Lo menciono porque egresados del PRI crearon un proyecto de caudillo: un modesto político autoritario que ha intentado dos veces llegar a la Presidencia. Es repetitivo contar la historia de su extraño ascenso, baste decir que ambos esfuerzos fallaron. Pero es persistente y hoy exige la anulación, no de todo el proceso electoral, sólo de la parte presidencial; lo demás fue limpio porque el PRD tuvo excelentes resultados. Conocemos la lógica. El IFE está obligado, según la interpretación legal hecha por AMLO, a desconocer la elección presidencial e ir a un nuevo proceso sin Enrique Peña Nieto.

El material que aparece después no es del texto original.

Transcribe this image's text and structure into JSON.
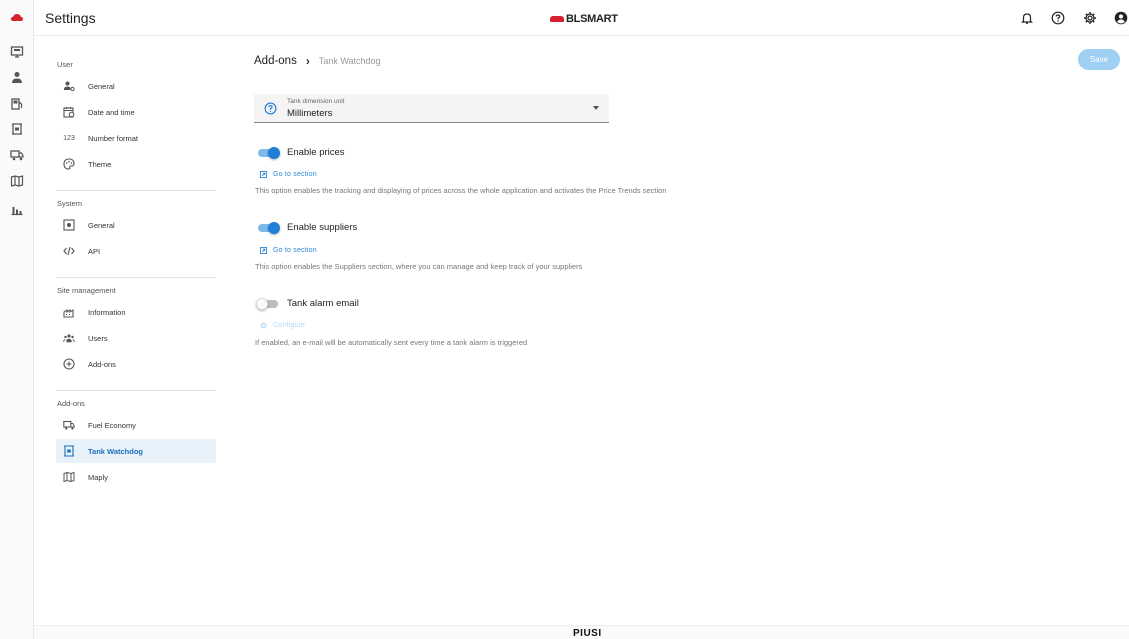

Para ello argumenta severamente contra el IFE, los medios de comunicación, las encuestas, la inequidad y los que votaron en su contra: unos 34 millones de “masoquistas” que optaron por otras posibilidades. Verdades a medias ni siquiera bien comprobadas. Dudo que las autoridades encuentren en los alegatos perredistas razones de peso para cancelar algo que tanto esfuerzo y dinero costó. ¿Qué sucederá cuando le digan no al caudillo? ¿Otro plantón en todo el DF, donde muchísimos votaron por él? ¿Autoproclamarse de nuevo presidente legítimo? O algo más drástico: ¿convocar al pueblo mexicano a levantarse en armas? ¿Cuántos lo seguirán en caso de esta posibilidad, de dónde sacarán los recursos para ir a la nueva cruzada?AMLO no tiene remedio. No es un peligro para México; simplemente es alguien que imagina tener la verdad absoluta, ser mucho más que un caudillo: se ve a sí mismo como un mesías político. Nadie como él ha conjugado el verbo complotar. Cada acción de los otros partidos, de los ricos que no están con él o de los medios que no están de acuerdo con sus reglas, es una conspiración mafiosa para negarle el ingreso a Los Pinos. Si así actúa sin el poder total en sus manos, cómo será convertido en presidente.

Si Obrador tuviera más grandeza que ambiciones políticas, antes de perder otros seis años buscando el poder, podría convertirse en un dirigente que impulse un movimiento social. Desde ahora, 2018 pinta adverso para sus deseos: Ebrard ya arranca un futurismo extremo. De hacerlo, sin ex priistas a su lado, con auténticos ciudadanos podría ser un factor real de poder positivo, contribuir al surgimiento de la izquierda de carne y hueso. El proceso fue turbio, pero para mancharlo AMLO contribuyó en exceso. Volvió a perder ahora por más de tres millones y medio de votos. Si todo estaba viciado desde el inicio y las instituciones son corruptas, ¿para qué entonces participó en el proceso electoral?